MerlinMerlin – Wie alles anfing
In unserer Dachgeschoßwohnung mitten in der Stadt lebte außer uns, meinem Mann und mir, noch eine weitere Bewohnerin. Sie war schwarz, verspielt, verschmust und leider mit ihren acht Monaten oft allein, weil wir immer noch arbeiten mussten, da uns niemand fürs Katzensitten bezahlen wollte. Fee, so hieß (heißt auch noch) unsere Diva, beschwerte sich häufig lautstark über ihre Einsamkeit und forderte uns immer mehr Spielstunden ab.

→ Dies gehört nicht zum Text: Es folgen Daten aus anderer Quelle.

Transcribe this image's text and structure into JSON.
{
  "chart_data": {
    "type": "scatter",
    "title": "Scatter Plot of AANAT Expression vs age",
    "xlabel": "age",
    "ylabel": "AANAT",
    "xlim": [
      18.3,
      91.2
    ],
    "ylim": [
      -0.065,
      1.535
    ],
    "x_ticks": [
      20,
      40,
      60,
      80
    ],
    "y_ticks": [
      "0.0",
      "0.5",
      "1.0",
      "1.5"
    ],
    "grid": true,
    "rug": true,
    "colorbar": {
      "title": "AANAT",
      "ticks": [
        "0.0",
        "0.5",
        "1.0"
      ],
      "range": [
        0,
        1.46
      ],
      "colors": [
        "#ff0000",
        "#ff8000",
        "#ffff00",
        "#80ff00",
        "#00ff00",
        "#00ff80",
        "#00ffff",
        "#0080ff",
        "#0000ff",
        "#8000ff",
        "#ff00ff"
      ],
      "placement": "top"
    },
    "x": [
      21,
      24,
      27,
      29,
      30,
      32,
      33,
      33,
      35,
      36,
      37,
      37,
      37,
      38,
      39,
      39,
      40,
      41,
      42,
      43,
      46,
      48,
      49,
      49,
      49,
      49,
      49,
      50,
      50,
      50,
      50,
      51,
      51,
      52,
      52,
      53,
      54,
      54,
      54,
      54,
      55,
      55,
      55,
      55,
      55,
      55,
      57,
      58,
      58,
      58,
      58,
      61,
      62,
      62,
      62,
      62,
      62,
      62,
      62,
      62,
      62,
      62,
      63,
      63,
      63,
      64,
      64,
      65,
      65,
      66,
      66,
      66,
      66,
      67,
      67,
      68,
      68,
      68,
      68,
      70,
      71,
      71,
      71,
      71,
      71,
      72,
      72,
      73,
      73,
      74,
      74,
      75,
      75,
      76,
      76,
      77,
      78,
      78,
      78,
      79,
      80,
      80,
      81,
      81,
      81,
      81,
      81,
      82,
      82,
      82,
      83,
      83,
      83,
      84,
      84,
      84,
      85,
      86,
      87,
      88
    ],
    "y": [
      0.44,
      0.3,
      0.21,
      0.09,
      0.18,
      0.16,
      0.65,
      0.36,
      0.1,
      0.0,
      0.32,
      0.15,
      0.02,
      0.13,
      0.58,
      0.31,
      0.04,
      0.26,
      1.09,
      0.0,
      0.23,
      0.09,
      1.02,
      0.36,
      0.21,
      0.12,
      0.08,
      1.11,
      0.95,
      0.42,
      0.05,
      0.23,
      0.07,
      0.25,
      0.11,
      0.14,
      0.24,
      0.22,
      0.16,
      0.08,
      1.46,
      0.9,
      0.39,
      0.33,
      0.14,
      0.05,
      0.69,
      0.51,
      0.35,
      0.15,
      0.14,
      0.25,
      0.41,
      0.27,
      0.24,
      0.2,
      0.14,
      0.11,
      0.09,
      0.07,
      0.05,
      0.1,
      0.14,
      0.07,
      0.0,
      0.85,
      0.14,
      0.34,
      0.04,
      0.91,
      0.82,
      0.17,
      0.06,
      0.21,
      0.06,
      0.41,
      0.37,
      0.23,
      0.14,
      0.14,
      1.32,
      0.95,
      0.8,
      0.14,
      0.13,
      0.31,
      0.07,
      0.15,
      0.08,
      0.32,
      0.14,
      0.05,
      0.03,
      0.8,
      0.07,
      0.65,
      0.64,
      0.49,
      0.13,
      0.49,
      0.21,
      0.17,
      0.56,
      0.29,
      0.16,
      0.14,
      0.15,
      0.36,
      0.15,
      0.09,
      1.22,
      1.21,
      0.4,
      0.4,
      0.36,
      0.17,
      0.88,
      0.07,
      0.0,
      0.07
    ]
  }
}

War ja auch langweilig drinnen. Nur, nach draußen durfte sie nicht, da war zu viel Verkehr. Kurz und gut, wir kamen auf die glorreiche Idee, dass zwei Katzen zusammen vielleicht mehr Spaß haben und uns weniger brauchen würden.

Dieser Gedanke führte uns zu einem ersten Besuch im Tierheim. Da wir uns ja vorher gut informiert hatten, wollten wir gerne einen Kater aufnehmen, der möglichst auch noch im gleichen Alter sein sollte, wie unsere Fee. Im Tierheim trafen wir auf Katzen jeden Alters, aller Farben, nur nicht auf das von uns gesuchte Katerchen. Wir vereinbarten einen weiteren Besuch. Diesmal hatten wir Glück. Ein „Fundkater“ war zwei Wochen vorher abgegeben worden. Die Tierpflegerin führte uns zu einem Katzenzimmer, in dem etwa zwanzig kleine Katzen durcheinander wuselten. Auf Anhieb gefielen mir ein kleines Tigerchen und eine dreifarbige kleine Schönheit. Das Katerchen, das uns schließlich gezeigt wurde, viel zuerst durch seine Größe auf. Es war ungefähr zwei Zentimeter größer als alle anderen Katzen in dem „Kinderzimmer“. Dann kam seine Farbe. Weiß mit schwarzen Flecken und rosaroter Nase. Die Ohren und der Schwanz waren schwarz, die Zeichnung auf dem Kopf ließ ihn Theo Lingen ähnlich sehen. Unter all den Damen schien er sich nicht wohl zu fühlen. Über einem Auge und auf der Nase hatte er schon signifikante Kratzer davongetragen. Kaum hatten wir den Raum betreten, lief er schon auf uns zu. Er war wirklich nicht mein Traumkater. Aber was sollten wir machen? Nie hätte ich diesen kleinen Kerl zurückweisen können.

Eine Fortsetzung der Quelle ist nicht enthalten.